Submitted to: Journal of Hydrometeorology
Publication Type: Peer Reviewed Journal
Publication Acceptance Date: December 20, 2008
Publication Date: June 1, 2009
Repository URL: http://handle.nal.usda.gov/10113/42603
Citation: Ryu, D., Crow, W.T., Zhan, X., Jackson, T.J. 2009. Correcting unintended perturbation biases in hydrologic data assimilation using Ensemble Kalman filter. Journal of Hydrometeorology. 10(3):734-750. Interpretive Summary: Data assimilation is a mathematic process by which information gleaned from independent sources is optimally merged to yield the best single estimate of an unknown variable. In the hydrologic sciences such techniques are commonly applied to minimize errors in soil moisture, streamflow and land surface evaporation estimates which are, in turn, used for agricultural applications including: crop yield forecasting, the optimization of fertilizer application, water quality monitoring and irrigation scheduling. This manuscript addresses a specific technical problem encountered when applying a common data assimilation technique to assimilate remotely sensed information into a nonlinear land surface model. The problem manifests itself in systematic errors within key model predictions (e.g. root-zone soil moisture) of great importance for many agricultural applications. A simple procedure for correcting this error is introduced and evaluated using synthetic data. Positive results for this evaluation demonstrate that following the procedure outlined in the manuscript will enhance the utility of remote sensing and data assimilation techniques for important agricultural and hydrologic applications.

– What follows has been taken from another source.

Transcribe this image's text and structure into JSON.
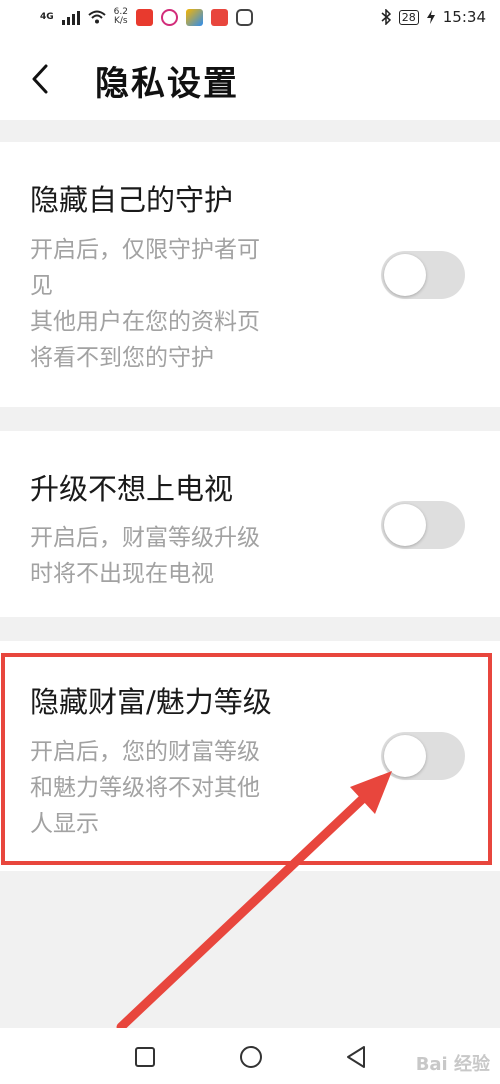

Technical Abstract: Hydrologic data assimilation has become an important tool for improving hydrologic model predictions by utilizing observations from ground, aircraft, and satellite sensors. Among existing data assimilation methods, the ensemble Kalman filter (EnKF) provides a robust framework for optimally updating non-linear model predictions using observations. In the EnKF, background prediction uncertainty is obtained using a Monte Carlo approach where state variables, parameters, and forcing data for the model are synthetically perturbed to explicitly simulate the error-prone representation of hydrologic processes in the model. However, it is shown here that, due to the non-linear nature of these processes, an ensemble of model forecasts perturbed by mean-zero Gaussian noise can produce biased background predictions. This ensemble perturbation bias in soil moisture states can lead to significant mass-balance errors and degrade the performance of the EnKF analysis in deeper soil layers. Here, a simple method of bias correction is introduced where such perturbation bias is corrected using an unperturbed model simulation run in parallel with the EnKF analysis. The proposed bias-correction scheme effectively removes biases in soil moisture and reduces soil water mass-balance errors. The performance of the EnKF is improved in deeper layers when the filter is applied with the bias-correction scheme. The interplay of non-linear hydrologic processes is discussed in the context of perturbation biases, and implications of the bias correction for real data assimilation cases are presented.